Can We Reverse This Autism Pandemic? Leading Scientists Say Yes.

Autism currently affects about 1,500,000 people in the U.S., and the numbers are increasing, according to the Autism Society of America.
Some people are calling the autism pandemic “a national emergency,” as autism rates skyrocket worldwide.
Are we all just going to sit and watch the autism pandemic get worse day by day?
The truth is many leading scientists agree much more can be done to help people with autism. Just blindly accepting autism as fate doesn’t help anyone.
If you have a loved one with Autism and you want to give them the best quality of life possible, as soon as possible, then this may be the most important autism report you’ll ever read.
The signs of autism usually appear within the first three years of life. Currently, estimates claim the annual cost of caring for autistic people in the U.S. is about $13 billion per year and the lifetime care of an individual autistic person averages $2 million.
So, if we’re spending all this money on autism, then where is the cure?
Spending billions of dollars “treating symptoms” changes nothing. The only way to make a lasting difference is to eliminate the underlying cause of autism.
“Autism is one of the most complex challenges before us today.”
Before real cutting-edge advancements can become mainstream, the prejudices and blocks to proper care need to be eliminated.
To move toward a real solution, we must first we need to accept the reality that Western medicine has blatantly failed to help the autistic. It only adds insult to injury when doctors refuse to accept the reality of their inability to help anyone with drugs and surgery.
The real challenge is really about learning to listen better to what people with autism can teach us about the best ways to help them with healing alternatives. Until we agree on the cure, it benefits no one to condemn an autistic person to ignorance, social prejudice and stereotypes.
After decades of trial and error, new ways of helping autistic people are redefining what it means to be autistic as well as non-autistic.

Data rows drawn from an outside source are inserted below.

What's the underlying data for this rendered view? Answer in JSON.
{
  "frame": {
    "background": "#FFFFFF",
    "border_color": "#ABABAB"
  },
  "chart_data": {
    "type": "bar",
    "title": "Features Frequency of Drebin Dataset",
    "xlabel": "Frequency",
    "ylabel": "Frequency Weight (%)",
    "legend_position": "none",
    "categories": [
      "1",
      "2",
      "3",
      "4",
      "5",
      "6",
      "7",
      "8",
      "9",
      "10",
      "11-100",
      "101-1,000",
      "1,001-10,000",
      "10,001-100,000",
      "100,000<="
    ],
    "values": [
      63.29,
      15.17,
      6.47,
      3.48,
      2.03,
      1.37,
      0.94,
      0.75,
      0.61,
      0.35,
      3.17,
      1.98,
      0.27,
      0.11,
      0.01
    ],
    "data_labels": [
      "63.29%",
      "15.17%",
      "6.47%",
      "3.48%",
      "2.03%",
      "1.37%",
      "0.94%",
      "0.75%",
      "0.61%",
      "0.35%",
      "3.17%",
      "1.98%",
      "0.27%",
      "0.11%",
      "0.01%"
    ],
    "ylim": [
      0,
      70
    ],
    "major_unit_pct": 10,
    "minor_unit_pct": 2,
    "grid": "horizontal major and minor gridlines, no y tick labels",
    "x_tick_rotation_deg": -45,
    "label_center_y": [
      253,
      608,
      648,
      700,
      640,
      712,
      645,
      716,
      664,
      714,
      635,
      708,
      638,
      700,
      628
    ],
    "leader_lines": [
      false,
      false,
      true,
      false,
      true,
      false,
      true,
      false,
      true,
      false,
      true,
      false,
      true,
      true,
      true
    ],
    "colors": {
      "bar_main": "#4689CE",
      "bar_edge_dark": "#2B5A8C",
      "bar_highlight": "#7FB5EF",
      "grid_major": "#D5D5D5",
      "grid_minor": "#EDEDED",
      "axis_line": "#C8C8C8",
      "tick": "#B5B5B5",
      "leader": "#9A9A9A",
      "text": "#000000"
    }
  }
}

Today, we’re taking giant steps toward agreeing that autism is both preventable and curable . . . perhaps in the final lesson we will also discover what it means to be more human.
Autism In Perspective
Autism used to be quite rare, occurring in just 1 child out of 2000.
However, since the early 1990’s, the rate of autism has spread exponentially around the world with statistics as high as 1 out of 110, with boys being diagnosed 400% more than girls.
The Centers for Disease Control defines 5 main types of Autistic Spectrum Disorder (ASD).The five types of ASD are:
- Classical autism
- Asperger’s syndrome
- Pervasive Developmental Disorder –not Otherwise specified (PDD-NOS)
- Rett syndrome
- Childhood Disintegrative Disorder
Let’s look at the history of this relatively young condition.
- 1911: Eugen Bleuler, a Swiss psychiatrist, used the term autistic to describe a group of symptoms related to schizophrenia.
- 1940’s: Dr. Leo Kanner from Johns Hopkins University, first coined autism as “Kanner’s syndrome,” and referred to it as an infantile psychosis.
- Meanwhile Hans Asperger, a scientist in Germany, identified a similar condition that’s now called Asperger’s syndrome.
- 1960’s: Bernard Rimland, a psychologist who was the father of an autistic child, redefined autism as a “brain disorder.”